In the few times that I’ve retold this story the consistent theme in each response has been along the lines of “Gee you’re accident prone aren’t you?” generally conveyed in a somewhat sarcastically rhetorical kind of way. I can’t blame them, in the past few years I’ve been hospital twice already and now with this latest endeavour I’m surgery bound once more.
The short version of events comes down to my knuckles trying to (unsuccessfully) catch an American football. Normally I’d allow the palms of my hands to look after such a task but on this particular occasion my brain decided to do things differently, you know, try and keep things fresh and all. I had, after all, been catching balls using the tried and true method for quite a few years now and it’s just plain dull.
It would seem however that my knuckles, or to be more specific the top knuckle of my left middle finger, wasn’t quite up to the challenge on this particular day and instead it felt the need to sustain an injury called “mallet finger” where the tendon is over extended and stretched causing a rather significant amount of pain.
My doctor the next day didn’t seem particular concerned with what had taken place, “A common injury among footballers I see every day” he told me, whilst at the same time observing my rather scrawny body seated opposite him and quietly quizzing himself as to why on Earth I would even put such a fragile frame in a position. I felt the need to reassure him that I was merely tossing the old pig-skin with a mate and not actually participating in an actual game. That would, of course, be suicide.

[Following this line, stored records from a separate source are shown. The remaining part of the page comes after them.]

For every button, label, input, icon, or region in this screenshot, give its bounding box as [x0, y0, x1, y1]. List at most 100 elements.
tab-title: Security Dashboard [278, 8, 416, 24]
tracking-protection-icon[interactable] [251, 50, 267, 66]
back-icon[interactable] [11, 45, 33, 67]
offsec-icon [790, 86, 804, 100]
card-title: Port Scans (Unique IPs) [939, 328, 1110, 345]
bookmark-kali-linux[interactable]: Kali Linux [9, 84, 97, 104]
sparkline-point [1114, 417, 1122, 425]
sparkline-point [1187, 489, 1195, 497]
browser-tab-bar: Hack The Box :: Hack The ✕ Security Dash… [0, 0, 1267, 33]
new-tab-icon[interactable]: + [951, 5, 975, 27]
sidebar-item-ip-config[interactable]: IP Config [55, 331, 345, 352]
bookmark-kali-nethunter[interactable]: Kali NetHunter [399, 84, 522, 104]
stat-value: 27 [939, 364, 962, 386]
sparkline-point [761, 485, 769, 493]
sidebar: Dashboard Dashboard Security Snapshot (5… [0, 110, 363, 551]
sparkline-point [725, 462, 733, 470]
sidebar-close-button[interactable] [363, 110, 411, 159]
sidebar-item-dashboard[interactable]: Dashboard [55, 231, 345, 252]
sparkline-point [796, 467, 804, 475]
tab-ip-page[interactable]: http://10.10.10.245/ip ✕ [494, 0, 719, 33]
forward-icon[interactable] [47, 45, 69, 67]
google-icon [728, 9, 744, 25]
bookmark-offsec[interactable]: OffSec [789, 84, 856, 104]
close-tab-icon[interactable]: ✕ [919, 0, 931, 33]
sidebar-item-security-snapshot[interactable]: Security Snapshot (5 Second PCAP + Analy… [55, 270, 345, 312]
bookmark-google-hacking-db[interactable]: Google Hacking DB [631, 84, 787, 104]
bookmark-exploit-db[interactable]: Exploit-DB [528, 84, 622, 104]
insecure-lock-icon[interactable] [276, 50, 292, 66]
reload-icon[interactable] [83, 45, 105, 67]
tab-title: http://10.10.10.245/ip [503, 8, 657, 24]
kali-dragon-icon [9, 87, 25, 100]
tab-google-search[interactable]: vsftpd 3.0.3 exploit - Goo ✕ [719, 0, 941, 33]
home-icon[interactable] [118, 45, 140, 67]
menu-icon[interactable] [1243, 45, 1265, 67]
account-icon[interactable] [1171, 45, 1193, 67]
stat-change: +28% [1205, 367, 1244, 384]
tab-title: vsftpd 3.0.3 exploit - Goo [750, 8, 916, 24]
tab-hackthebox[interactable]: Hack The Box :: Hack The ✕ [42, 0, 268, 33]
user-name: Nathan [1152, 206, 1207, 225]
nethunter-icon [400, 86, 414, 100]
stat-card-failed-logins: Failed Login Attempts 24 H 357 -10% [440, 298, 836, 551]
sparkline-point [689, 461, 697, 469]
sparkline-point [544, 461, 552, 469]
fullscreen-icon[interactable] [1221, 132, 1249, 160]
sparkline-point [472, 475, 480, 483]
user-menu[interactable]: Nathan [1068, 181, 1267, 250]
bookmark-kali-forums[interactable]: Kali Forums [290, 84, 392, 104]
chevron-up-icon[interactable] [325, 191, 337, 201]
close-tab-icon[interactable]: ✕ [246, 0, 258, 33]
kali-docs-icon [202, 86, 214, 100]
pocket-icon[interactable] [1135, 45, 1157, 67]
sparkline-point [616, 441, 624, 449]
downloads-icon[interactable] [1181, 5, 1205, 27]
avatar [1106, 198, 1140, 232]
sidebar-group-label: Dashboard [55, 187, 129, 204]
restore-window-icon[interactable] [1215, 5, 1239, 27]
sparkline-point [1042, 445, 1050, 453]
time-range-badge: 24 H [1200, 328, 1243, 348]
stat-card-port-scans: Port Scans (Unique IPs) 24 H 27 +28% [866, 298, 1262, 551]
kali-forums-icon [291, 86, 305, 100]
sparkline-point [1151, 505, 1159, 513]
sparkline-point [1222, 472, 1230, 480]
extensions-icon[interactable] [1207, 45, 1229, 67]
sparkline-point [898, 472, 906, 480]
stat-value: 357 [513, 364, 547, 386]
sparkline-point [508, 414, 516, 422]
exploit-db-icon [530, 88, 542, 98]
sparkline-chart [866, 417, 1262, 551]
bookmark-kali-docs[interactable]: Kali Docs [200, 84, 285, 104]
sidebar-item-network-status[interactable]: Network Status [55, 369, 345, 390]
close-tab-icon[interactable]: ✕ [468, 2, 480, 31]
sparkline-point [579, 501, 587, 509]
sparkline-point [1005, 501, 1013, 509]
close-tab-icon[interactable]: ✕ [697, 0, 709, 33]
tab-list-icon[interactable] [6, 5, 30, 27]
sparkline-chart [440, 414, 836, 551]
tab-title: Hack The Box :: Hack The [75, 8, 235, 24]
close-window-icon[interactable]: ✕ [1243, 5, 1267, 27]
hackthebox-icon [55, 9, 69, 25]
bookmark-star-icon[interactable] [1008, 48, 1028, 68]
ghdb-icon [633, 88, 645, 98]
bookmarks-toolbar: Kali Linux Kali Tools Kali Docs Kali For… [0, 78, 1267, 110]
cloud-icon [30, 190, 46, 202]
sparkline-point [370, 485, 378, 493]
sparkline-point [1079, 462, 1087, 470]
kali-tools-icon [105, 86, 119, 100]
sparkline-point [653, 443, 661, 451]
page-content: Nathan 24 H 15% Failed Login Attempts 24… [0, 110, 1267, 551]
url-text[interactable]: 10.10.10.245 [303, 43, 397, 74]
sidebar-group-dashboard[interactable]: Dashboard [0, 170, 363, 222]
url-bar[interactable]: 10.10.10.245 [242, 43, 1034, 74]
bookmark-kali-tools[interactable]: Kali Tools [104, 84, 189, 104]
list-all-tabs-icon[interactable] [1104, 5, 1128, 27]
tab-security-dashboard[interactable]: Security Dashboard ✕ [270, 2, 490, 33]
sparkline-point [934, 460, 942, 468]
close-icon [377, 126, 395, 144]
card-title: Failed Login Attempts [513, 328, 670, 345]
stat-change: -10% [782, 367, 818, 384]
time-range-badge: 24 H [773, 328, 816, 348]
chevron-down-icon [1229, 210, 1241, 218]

“Nothing to worry about” he said, “We’ll just take an x-ray to be sure but you’ve got some movement there, which is good, but you’ll be splint bound for about 8 weeks, less than 5% chance there’d be anything else going on”.
Oh joyous day, my day-job of programming was sure to suffer from the splinted attributes I was soon to inherit and no doubt it would of course ice my moonlighting career as the new wide receiver for the Green Bay Packers but that’s ok, they were knocked out of this years Superbowl that morning – most likely due to my absence mind you.
X-ray done and a few minutes waiting for the docs return I was met with what could only be described as “you’ll-never-frakin’-believe-it-but-you’re-in-that-5%-I-shouldn’t-have-mentioned-about-10-minutes-ago” look smacked across his gob. I started to smile, it just seemed funny waiting for him to try and figure out how to break the news to me that my finger was completely rooted. The smile evolved into a giggle and I apologised telling him that it was OK I was used to being in the medical minorities.
Turns out my tendon had done a little chop and wiggle from my bone, which was already expected, but a shard of bone had come loose, which again was kind of expected but as this shard was over 50% the size of the joint it was a little bigger than 8 weeks in a splint was going to fix and meant it was going to need some surgery to get things back on track.
“I’m going back to the tit doctor aren’t I?” I asked him.
“I had my wrist operated on a few years back by a plastic surgeon” I informed him, “His entire office was decorated with breast implants that he displayed with gusto & pride; ‘tit doctor’”.
“Ah, well yes, that’s probably where you’re headed” he confirmed.
Turns out my plastic surgeon is on a little extended leave post new years and I wont be seeing him any time soon meaning my day surgery attendance is beyond that by some time. At this rate I’ll do 8 weeks in the splint, have the surgery and then spend another month recovering (in a splint). I might make the Packers’ pre-season if I’m lucky! Haha.
As you can imagine having any body appendage retarded you begin to quickly realise just how often you rely on it. Sure it’s my non-dominant hand but I’m quickly broaching a new level of admiration for those of the world missing limbs or paralysed. In that spirit here’s a quick top 5 list of things I’ve found embarrassingly difficult to achieve only one finger down.
- Squeezing toothpaste out of a tube while holding a toothbrush at the same time.
- Putting deodorant on, it now involves resting the can on my bedside table and pushing the button with my thumb and spraying it al over my arm nowhere near my armpit.
- Eating a meal that requires cutting meat, the “stab & devour” method of food consumption is now employed on a regular basis.
- Opening a bottle of… well anything really, even though I use my right hand to twist the cap keeping a grip with my impaired left hand is like lifting a 10kg weight with my pinky finger only.
- And then finally… making the bed. It took me 20 minutes to put on a fitted sheet yesterday, the whole process now involves me holding the sheet in my teeth whilst lifting the mattress with my good hand and hooking it underneath. It’s just plain awesome to watch in a rather sad yet unbelievably humour-able fashion.
All that said typing is something that I’ve quickly adapted to doing one finger down and once this new medical chapter comes to an end I’ll probably have to teach myself to use the current dead-weight-digit the other 9 are carrying on the keyboard!